2015 Stats: .240/.311/.409 with 88 hits, 13 home runs, 1 triple, 21 doubles, 37 RBIs, 59 runs scored, 5 stolen bases (7 attempts), 33 walks, and 106 strikeouts in 118 games.

Essentially a poor man’s Ben Zobrist, Espinosa boasts experience at all four infield positions and the corner outfield while batting from both sides of the plate. After putting together his first ever season with less strikeouts than games played, Espi will be looking to crack the Opening Day lineup at shortstop for the first time in his career. For a basic breakdown of his platoon splits, here’s the gist: he hits for power from the left side and average from the right.

No. 8 Hitter

CF – Michael Taylor (24, R/R) owed approximately $500,000

2015 Stats: .229/.282/.358 with 108 hits, 14 home runs, 2 triples, 15 doubles, 63 RBIs, 49 runs scored, 16 stolen bases (19 attempts), 35 walks, and 158 strikeouts in 138 games.

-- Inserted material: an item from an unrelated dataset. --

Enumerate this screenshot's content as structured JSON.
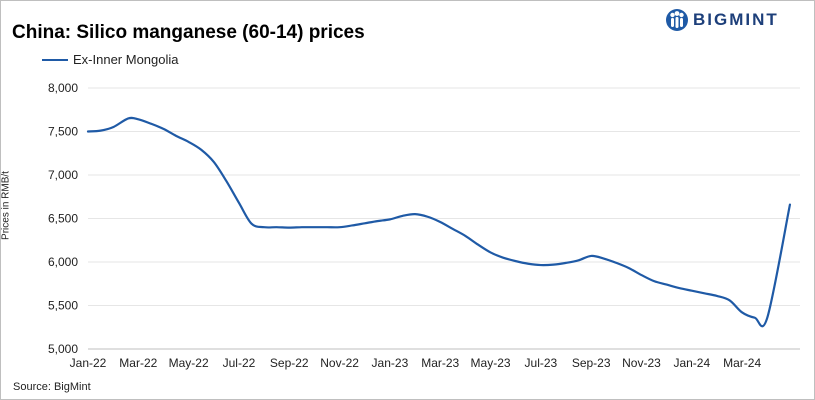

In 2015, Taylor ranked tied for ninth in the MLB in strikeouts, but had less at-bats than all eight of the players ahead of him. His inability to cut down on the K’s is a concerning red flag for an organization that was betting on him taking over the starting center field job in 2016. Keeping that in mind, Taylor is only 24. There is no reason to think that there aren’t many bright years ahead of him.